Allocation of Salespeople's Resources for Generating New Sales Opportunities Across Four Types of Customers
Authors: Thuy D. Nguyen, Audhesh Paswan, Alan J. Dubinsky
Journal and date: Industrial Marketing Management, Volume 68, 2018, Pages 114-131
The goal of this study is to provide a structural mapping of resources available to salespeople that can be applied diﬀerentially to enhance their eﬀectiveness with different customer types and generate new sales opportunities. The study first sought to identify what resources (external and internal) are easily accessible or available to salespeople. An extensive review of past studies in sales lead the authors to identify the following three external and four internal resources available to salespeople.
- Firm-based tangible - company ﬁnancial (e.g., relationship initiation and development expenses such as gifts, favors, holiday cards, entertainment—leasing oﬀers), physical (e.g., meeting facilities, computers, transportation)
- Firm-based intangible - customer relationship management, customer intelligence and knowledge development processes, and other unique processes, such as supply chain management, enterprise resource planning, human resources, technology, and security management
- Firm market-based - intangible and external to the ﬁrm that can be categorized into relational and intellectual types e.g. brand reputation, partnerships and/or alliance reputations, and market share position.
- Personal tangible – salesperson’s physical features, professional appearance, standard working time, and personal time.
- Knowledge – salesperson’s knowledge of assigned products/services, assigned customers, competitors, assigned industry, and assigned territory.
- Skills - a salesperson’s selling skills, selling techniques, and selling strategies and tactics
- Accumulated success - salesperson’s professional reputation, position, power, responsibility, and networking relationship inside and outside the ﬁrm
The authors then examined which available resources salespeople might use more during the interest-generation stage within four types of customers; new, short-term, long-term, and win-back (lost).

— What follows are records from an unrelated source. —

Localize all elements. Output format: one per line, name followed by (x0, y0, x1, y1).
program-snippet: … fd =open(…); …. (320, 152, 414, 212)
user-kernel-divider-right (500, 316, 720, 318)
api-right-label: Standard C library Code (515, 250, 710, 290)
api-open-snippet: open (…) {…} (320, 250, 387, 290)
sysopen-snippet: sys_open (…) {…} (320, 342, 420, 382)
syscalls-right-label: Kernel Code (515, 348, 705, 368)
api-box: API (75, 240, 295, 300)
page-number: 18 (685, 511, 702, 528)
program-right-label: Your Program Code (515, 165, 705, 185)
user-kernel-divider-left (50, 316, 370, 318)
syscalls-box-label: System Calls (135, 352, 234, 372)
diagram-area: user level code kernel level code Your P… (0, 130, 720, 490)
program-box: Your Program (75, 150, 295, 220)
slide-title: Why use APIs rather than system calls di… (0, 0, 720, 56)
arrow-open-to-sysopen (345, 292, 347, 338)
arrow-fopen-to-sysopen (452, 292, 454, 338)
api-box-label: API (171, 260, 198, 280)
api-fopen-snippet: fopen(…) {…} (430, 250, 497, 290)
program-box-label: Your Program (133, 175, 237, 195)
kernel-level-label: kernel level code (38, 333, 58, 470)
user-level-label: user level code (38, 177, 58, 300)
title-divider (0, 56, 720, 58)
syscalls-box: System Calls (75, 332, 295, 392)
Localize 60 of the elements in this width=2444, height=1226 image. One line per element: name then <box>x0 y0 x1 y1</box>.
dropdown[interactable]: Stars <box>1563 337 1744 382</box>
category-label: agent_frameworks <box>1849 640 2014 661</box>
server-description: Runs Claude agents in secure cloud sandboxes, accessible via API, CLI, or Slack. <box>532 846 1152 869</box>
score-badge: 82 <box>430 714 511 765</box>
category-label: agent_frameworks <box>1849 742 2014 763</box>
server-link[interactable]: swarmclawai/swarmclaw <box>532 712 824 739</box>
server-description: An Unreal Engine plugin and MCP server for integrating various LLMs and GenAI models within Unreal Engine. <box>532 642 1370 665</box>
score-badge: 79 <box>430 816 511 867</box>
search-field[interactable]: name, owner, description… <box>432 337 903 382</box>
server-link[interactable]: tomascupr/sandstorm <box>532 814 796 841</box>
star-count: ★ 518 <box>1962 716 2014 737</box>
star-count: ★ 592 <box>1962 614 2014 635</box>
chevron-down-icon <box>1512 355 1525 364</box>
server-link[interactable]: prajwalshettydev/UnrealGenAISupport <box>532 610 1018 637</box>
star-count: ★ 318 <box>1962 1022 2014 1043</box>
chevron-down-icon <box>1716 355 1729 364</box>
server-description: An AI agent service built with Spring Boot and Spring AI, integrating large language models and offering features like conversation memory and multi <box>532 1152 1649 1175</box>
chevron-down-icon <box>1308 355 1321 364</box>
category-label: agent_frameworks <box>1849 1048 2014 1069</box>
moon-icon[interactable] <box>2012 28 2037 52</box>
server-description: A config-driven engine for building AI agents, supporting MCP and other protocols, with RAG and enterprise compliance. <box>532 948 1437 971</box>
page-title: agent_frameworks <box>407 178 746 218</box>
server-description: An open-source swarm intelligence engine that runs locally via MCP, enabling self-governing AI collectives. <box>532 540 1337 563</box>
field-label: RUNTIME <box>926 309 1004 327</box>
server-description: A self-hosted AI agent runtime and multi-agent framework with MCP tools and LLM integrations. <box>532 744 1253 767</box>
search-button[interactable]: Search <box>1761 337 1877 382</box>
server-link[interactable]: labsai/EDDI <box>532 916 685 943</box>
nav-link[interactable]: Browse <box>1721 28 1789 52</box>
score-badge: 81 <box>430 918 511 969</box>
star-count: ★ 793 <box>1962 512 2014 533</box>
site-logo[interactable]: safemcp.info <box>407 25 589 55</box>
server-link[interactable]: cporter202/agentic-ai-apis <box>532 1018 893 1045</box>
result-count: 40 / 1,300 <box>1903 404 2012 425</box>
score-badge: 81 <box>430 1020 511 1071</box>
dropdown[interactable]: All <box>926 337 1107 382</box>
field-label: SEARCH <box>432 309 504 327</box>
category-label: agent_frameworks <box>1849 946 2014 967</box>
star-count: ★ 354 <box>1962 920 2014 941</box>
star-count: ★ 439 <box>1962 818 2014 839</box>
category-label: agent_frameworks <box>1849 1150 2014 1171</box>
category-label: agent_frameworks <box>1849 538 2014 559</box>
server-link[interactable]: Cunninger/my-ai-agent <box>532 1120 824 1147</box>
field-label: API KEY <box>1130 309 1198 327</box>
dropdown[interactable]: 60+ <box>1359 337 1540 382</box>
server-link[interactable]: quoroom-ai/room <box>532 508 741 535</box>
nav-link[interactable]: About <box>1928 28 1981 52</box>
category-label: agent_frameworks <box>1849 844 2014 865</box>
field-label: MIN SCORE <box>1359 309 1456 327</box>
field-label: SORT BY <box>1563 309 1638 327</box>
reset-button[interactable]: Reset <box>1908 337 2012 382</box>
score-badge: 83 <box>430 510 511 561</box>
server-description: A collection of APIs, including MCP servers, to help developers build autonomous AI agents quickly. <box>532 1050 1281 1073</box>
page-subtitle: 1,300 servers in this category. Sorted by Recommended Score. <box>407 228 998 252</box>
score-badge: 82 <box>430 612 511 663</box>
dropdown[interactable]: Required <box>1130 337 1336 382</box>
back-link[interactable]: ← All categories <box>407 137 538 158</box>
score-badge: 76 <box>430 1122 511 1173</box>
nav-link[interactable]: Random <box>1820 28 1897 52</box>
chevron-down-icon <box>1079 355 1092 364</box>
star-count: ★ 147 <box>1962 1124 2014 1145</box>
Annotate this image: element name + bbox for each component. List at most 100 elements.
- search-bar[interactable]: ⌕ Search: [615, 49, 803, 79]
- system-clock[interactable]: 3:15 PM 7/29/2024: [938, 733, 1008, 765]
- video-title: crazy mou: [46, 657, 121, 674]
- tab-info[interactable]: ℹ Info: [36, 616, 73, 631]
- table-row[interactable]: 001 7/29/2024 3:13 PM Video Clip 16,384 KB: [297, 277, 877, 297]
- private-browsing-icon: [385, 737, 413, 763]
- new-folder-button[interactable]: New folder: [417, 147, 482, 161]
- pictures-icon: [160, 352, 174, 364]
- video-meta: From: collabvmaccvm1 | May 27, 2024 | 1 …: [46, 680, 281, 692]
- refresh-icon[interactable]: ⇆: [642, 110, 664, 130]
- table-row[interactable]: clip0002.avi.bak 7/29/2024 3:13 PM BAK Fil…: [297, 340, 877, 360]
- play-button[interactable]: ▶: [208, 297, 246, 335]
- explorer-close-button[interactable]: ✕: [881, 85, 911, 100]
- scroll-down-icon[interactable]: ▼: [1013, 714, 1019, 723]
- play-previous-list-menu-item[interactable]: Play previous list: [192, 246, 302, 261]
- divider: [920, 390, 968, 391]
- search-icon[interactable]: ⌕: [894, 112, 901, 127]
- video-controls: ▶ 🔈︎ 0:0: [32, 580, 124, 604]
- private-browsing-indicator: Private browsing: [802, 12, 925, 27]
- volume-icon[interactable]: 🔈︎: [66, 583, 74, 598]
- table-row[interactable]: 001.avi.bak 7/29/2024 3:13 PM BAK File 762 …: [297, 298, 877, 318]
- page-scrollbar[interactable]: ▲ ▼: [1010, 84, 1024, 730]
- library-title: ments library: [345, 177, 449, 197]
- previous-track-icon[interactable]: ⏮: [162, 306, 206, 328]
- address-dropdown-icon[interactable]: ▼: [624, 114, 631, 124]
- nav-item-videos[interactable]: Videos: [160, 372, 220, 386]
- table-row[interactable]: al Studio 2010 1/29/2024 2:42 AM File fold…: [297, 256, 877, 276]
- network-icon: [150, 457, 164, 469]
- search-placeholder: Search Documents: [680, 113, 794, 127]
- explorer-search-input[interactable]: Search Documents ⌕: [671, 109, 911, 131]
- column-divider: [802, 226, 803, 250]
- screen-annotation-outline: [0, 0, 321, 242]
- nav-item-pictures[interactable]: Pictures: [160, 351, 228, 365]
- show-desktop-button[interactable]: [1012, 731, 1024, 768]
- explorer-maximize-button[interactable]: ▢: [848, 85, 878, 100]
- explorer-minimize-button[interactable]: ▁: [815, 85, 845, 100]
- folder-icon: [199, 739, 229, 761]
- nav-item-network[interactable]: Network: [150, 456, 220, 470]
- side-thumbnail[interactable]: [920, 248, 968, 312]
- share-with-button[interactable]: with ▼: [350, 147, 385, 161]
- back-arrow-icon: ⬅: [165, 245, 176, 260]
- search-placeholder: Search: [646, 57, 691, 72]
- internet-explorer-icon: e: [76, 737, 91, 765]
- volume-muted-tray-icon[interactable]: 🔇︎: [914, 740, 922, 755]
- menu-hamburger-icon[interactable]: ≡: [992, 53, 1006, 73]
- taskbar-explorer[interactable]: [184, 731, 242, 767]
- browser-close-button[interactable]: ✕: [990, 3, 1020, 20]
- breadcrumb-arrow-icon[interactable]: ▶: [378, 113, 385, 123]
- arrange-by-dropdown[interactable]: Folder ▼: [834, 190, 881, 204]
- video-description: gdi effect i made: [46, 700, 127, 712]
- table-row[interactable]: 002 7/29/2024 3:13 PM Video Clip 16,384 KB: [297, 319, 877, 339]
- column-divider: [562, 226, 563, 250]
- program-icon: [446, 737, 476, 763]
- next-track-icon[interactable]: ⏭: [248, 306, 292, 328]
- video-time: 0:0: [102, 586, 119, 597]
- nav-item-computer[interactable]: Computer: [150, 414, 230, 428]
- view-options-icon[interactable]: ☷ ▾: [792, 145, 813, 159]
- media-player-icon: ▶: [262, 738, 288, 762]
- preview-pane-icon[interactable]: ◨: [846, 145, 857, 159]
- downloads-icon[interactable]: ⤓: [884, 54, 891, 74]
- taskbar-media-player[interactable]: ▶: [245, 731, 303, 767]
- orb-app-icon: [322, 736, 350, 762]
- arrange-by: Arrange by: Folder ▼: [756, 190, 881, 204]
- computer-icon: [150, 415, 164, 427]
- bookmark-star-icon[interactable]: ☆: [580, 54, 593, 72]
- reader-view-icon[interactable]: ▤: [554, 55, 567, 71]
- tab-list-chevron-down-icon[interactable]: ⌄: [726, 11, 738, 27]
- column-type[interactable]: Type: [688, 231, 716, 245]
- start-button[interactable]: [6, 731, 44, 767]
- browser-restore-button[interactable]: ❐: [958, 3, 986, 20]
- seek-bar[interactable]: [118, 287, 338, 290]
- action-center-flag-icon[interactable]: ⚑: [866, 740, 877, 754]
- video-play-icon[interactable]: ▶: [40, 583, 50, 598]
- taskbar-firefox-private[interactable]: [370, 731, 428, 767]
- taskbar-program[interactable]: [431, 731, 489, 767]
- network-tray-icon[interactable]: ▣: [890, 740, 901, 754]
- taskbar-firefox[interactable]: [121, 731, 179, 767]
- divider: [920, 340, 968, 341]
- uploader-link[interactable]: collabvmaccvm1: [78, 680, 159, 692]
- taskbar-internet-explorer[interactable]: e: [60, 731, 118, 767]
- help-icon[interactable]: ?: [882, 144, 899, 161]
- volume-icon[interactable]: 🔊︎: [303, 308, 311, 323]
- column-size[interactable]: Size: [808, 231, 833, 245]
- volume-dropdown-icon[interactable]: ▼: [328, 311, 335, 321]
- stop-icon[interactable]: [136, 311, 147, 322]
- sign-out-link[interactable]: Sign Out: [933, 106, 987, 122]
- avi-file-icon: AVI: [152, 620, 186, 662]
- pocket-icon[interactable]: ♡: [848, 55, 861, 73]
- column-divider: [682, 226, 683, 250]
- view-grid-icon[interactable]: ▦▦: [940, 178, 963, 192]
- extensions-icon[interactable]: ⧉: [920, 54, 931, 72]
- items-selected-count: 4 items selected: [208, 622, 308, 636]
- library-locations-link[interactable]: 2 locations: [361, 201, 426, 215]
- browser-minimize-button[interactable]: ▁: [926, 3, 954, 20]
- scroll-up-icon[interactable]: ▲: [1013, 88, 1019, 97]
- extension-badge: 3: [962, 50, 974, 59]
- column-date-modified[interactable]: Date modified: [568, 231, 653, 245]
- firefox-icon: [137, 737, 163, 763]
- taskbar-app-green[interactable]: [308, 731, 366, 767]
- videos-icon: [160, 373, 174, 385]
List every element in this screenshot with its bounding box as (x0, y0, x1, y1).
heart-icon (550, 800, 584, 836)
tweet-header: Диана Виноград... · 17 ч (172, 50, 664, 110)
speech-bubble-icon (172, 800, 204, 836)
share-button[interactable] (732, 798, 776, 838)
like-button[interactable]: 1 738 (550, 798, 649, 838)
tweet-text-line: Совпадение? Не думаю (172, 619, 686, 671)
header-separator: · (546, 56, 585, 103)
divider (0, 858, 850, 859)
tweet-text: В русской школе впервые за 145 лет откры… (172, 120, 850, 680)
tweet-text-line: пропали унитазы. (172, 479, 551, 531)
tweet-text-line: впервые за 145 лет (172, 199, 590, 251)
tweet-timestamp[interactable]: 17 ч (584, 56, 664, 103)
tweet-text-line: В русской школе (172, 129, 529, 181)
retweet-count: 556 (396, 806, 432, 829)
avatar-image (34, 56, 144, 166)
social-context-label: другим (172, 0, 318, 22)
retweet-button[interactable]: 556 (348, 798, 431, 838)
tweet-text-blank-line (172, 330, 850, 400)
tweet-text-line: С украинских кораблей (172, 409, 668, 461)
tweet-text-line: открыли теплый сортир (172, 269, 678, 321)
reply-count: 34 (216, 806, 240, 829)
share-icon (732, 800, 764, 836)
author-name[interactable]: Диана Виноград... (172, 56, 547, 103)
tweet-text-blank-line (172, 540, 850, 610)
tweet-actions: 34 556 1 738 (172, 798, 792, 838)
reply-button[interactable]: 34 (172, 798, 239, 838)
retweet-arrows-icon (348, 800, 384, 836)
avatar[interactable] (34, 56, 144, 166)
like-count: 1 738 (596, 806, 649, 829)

They used a panel of 346 experienced salespeople in product or service selling for their analysis. The results indicate that salespeople use different resources for different customers. They adapt their available resources based on the type of relationship quality that they have with each customer type.
What this means for Food and Agricultural Business
In today's’ agribusiness market, with intense competition and high pressures to gain or maintain the market share, ever-increasing customer expectations, and limited resources, salespeople are a key contributor to the ﬁrm. Successful salespeople will be able to deliver superior value to their customers and to generate proﬁtable outcomes for their ﬁrm by using appropriate resources for the right customers. To apply successful strategies to identify new sales opportunities while building, developing, maintaining or repairing relationship and trust with different customers; salespeople should understand the current position of the ﬁrm in the marketplace and its strategic emphasis, the types of resources and their potential eﬀectiveness and constraints, and their different type of customers—new, short-term, long-term, and win-back. Not all resources are equally eﬀective for all customer types; salespeople require using some resources more than others when dealing with diﬀerent types of customers. For example, salespeople may utilize internal resources such as personal skills and knowledge more than external resources for win-back customers. Perhaps skill and the knowledge can help salespeople understand why a customer left the ﬁrm in the ﬁrst place, and how to get him/her back with new oﬀerings. Salespeople can advance satisfaction and trust by spending time on educating such a customer, reducing relationship uncertainties, and providing relevant information. Salespeople need to take on the role of entrepreneurs, assess the availability of resources to them, evaluate the importance of resources to each customer, perform beneﬁt/cost analyses, and weigh the expected returns for the resources used.
The insights from this study can help agribusiness managers to learn about the kinds of resources sales personnel use in the selective investment and development of customer types. When hiring and training salespeople, assigning territories, or developing market strategies, ﬁrms should select and develop essential resources for opportunity identiﬁcation that aligned with their customer portfolio. A roadmap of resources dedicated to clients is a good starting point in relationship sales training.